How tax-free savings accounts work
R46,000 in new money per year (raised from R36,000 in the 2026 Budget), R500,000 total over a lifetime, and every cent of return is exempt from tax. Simple product — with one sharp penalty.
Two limits to know
A Tax-Free Savings Account (TFSA) is a government-backed wrapper introduced in 2015 to nudge South Africans into saving. You contribute after-tax rands, and all returns — interest, dividends, and capital gains — accumulate and can be withdrawn without any further tax. Two hard caps define the product:
- Annual contribution limit: R46,000 (raised from R36,000 for the 2026/27 tax year onwards) (1 March – 28/29 February).
- Lifetime contribution limit: R500,000.
These are contribution limits, not balance limits. Growth inside the TFSA doesn't count — if your R500,000 of contributions grows to R2m over 20 years, that extra R1.5m is all yours, tax-free.
The 40% penalty
Over-contribute by a rand and SARS takes 40% of the excess. This usually catches people who hold multiple TFSAs (the limits are per-person, not per-account) or who miscount a mid-year top-up. If you've contributed R20,000 at Investec and another R20,000 at Easy Equities in the same tax year, that's R4,000 × 40% = R1,600 penalty — for a simple arithmetic slip.

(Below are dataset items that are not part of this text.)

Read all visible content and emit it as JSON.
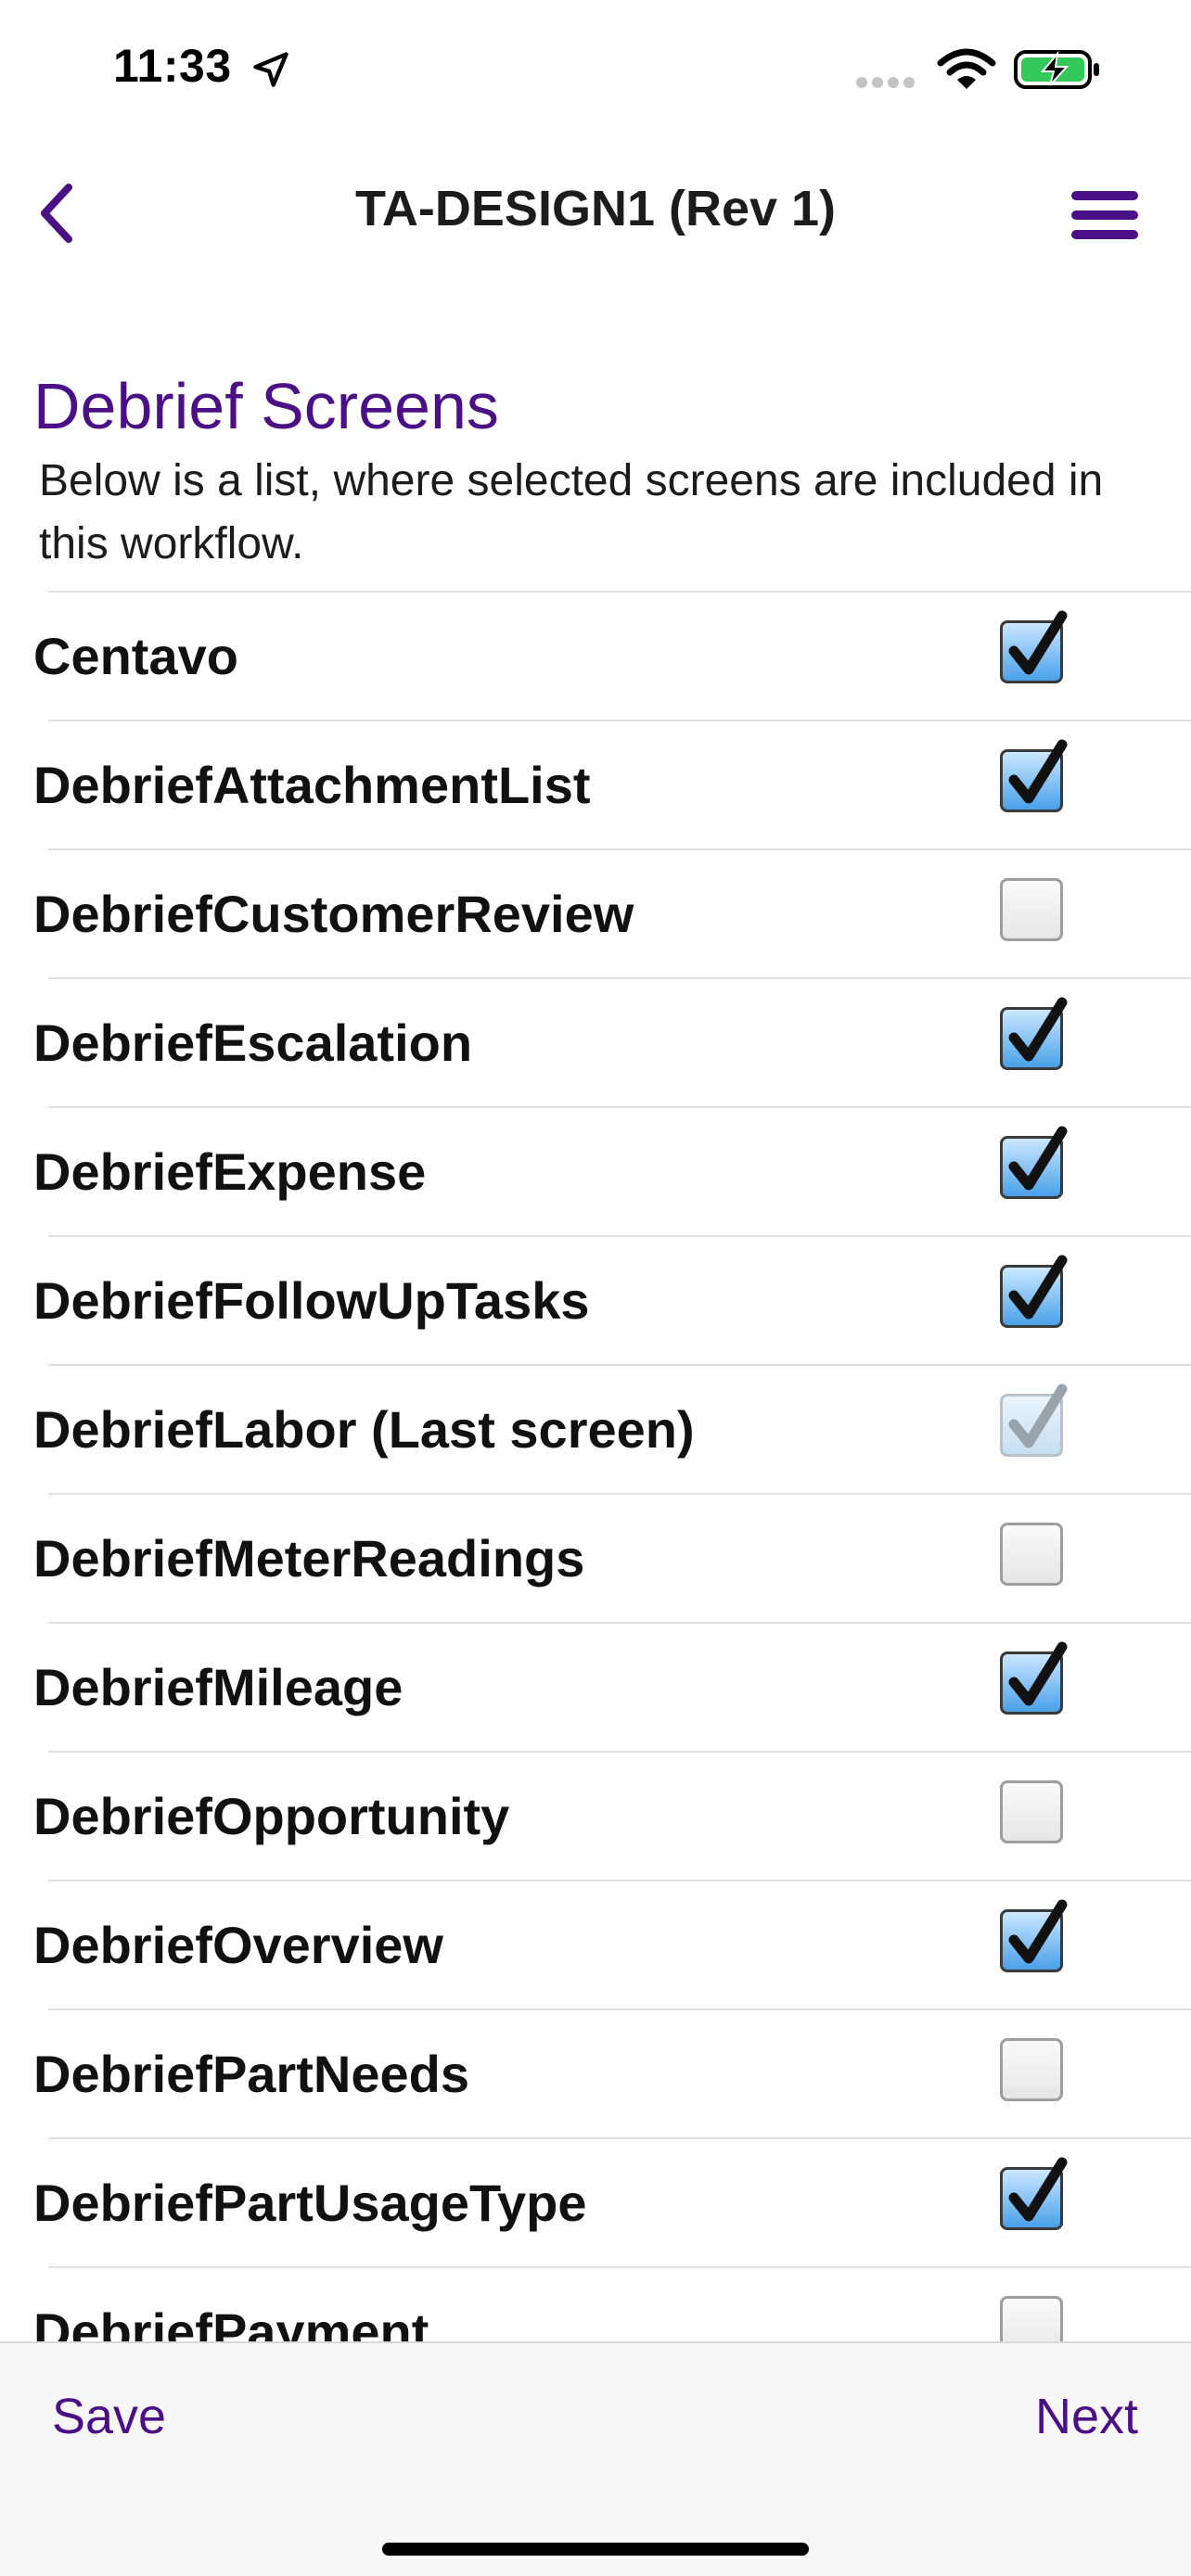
{
  "status_bar": {
    "time": "11:33",
    "battery_color": "#34c759"
  },
  "nav": {
    "title": "TA-DESIGN1 (Rev 1)",
    "back_icon": "chevron-left-icon",
    "menu_icon": "hamburger-menu-icon",
    "accent_color": "#4b0f86"
  },
  "section": {
    "title": "Debrief Screens",
    "description": "Below is a list, where selected screens are included in this workflow."
  },
  "items": [
    {
      "label": "Centavo",
      "state": "checked"
    },
    {
      "label": "DebriefAttachmentList",
      "state": "checked"
    },
    {
      "label": "DebriefCustomerReview",
      "state": "unchecked"
    },
    {
      "label": "DebriefEscalation",
      "state": "checked"
    },
    {
      "label": "DebriefExpense",
      "state": "checked"
    },
    {
      "label": "DebriefFollowUpTasks",
      "state": "checked"
    },
    {
      "label": "DebriefLabor (Last screen)",
      "state": "disabled"
    },
    {
      "label": "DebriefMeterReadings",
      "state": "unchecked"
    },
    {
      "label": "DebriefMileage",
      "state": "checked"
    },
    {
      "label": "DebriefOpportunity",
      "state": "unchecked"
    },
    {
      "label": "DebriefOverview",
      "state": "checked"
    },
    {
      "label": "DebriefPartNeeds",
      "state": "unchecked"
    },
    {
      "label": "DebriefPartUsageType",
      "state": "checked"
    },
    {
      "label": "DebriefPayment",
      "state": "unchecked"
    }
  ],
  "footer": {
    "save_label": "Save",
    "next_label": "Next"
  }
}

Withdrawals don't restore contribution room. Withdraw R50,000 from your TFSA, and you still can't contribute more than R46,000 that year — or push the lifetime total above R500,000. This is the biggest thing people get wrong.
Eligible products
TFSAs are issued by approved providers — banks, unit-trust managers, stockbrokers, life insurers. Inside the wrapper you can hold:
- Fixed deposits and money-market accounts (most conservative).
- Unit-trust funds (equity, balanced, bond, property — any).
- Exchange-traded funds (ETFs) via a stockbroker.
- Certain interest-bearing and equity-linked products.
You cannot hold individual listed shares in a TFSA. ETFs are the usual way to get equity exposure inside the wrapper.
Transfers between providers
You can move a TFSA from one provider to another — a "transfer" — without it counting as a new contribution. The receiving institution must request the transfer from the losing one; if you withdraw and re-deposit manually, SARS treats it as a new contribution (and potentially an over-contribution). Always use the formal transfer process.
When a TFSA makes sense
Inside the annual interest exemption (R23,800 under-65, R34,500 over-65), a TFSA offers no marginal benefit — your interest income is already tax-free up to those amounts. The TFSA starts paying off when:
- You already use your full interest exemption on non-TFSA savings.
- You hold equity/dividend assets inside and compound for 10+ years.
- You're likely to be in a high marginal bracket long-term.
For younger savers who can max contributions early and leave it to grow, the TFSA is one of the best tax-efficient vehicles SA offers.